USDA National Wildlife Research Center Symposia


Date of this Version

August 2007


Published in: Witmer, G. W., W. C. Pitt, and K. A. Fagerstone, editors. 2007. Managing vertebrate invasive species: proceedings of an international symposium. USDA/APHIS Wildlife Services, National Wildlife Research Center, Fort Collins, Colorado, USA. Also available online at


Conventional methods for the control of invasive pests are generally effective only on small-space scales or short-time frames. For most well established pest populations, longer-term efforts to manage the problem have been largely abandoned. I examine the potential of using “autocidal” genetic techniques to control terrestrial vertebrate pests, based on the inheritance through males of transgenes that either sterilize females or convert them into functional males (“daughterless”).

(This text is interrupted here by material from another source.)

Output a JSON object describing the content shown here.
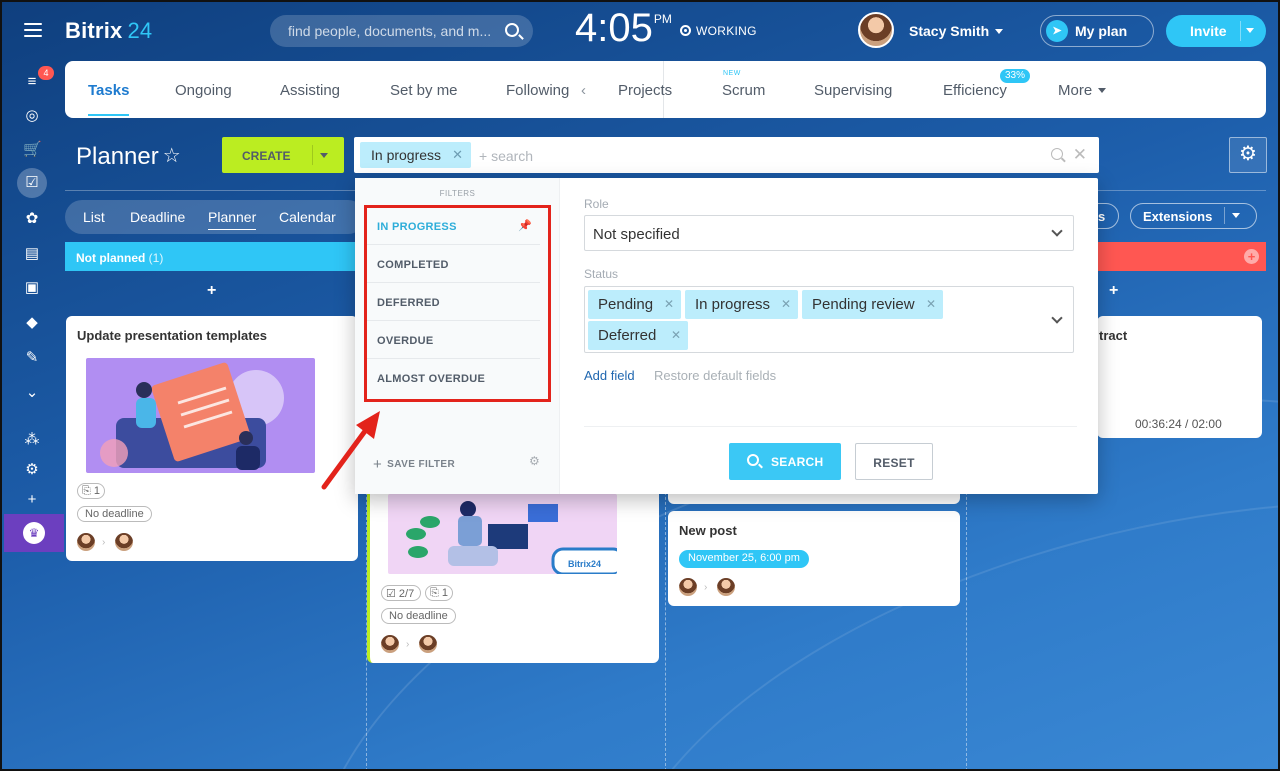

Simulation analysis of two high profile pest species, the cane toad (Bufo marinus) in Australia and brown rats (Rattus norvegicus) in an urban environment, using realistic parameters, suggests that virtual eradication could be achieved at apparently realistic stocking rates within 100 years for toads, and in less than 20 years for rats. The essential genetic requirements for autocidal technology (the ability to genetically transform the pest, genes that when blocked cause sex-specific infertility or sex change, and a means of shutting off the construct for breeding purposes) have already been demonstrated in rodents and are likely to be available in other pests, based on broad conservatism of genetic mechanisms of sex differentiation in vertebrates. Hence, there appear to be no major logistical or technical impediments to developing a genetic control program against many pest species. However, the models also indicate that a recombinant pest control program would be difficult against species whose populations are under strong density dependent regulation or are so large that absolutely high numbers of carriers need to be stocked to achieve control. More potent genetic options than those modelled could be feasible, but their use needs to be tested against public acceptability, due to the apparently higher risk they pose for non-target populations and species.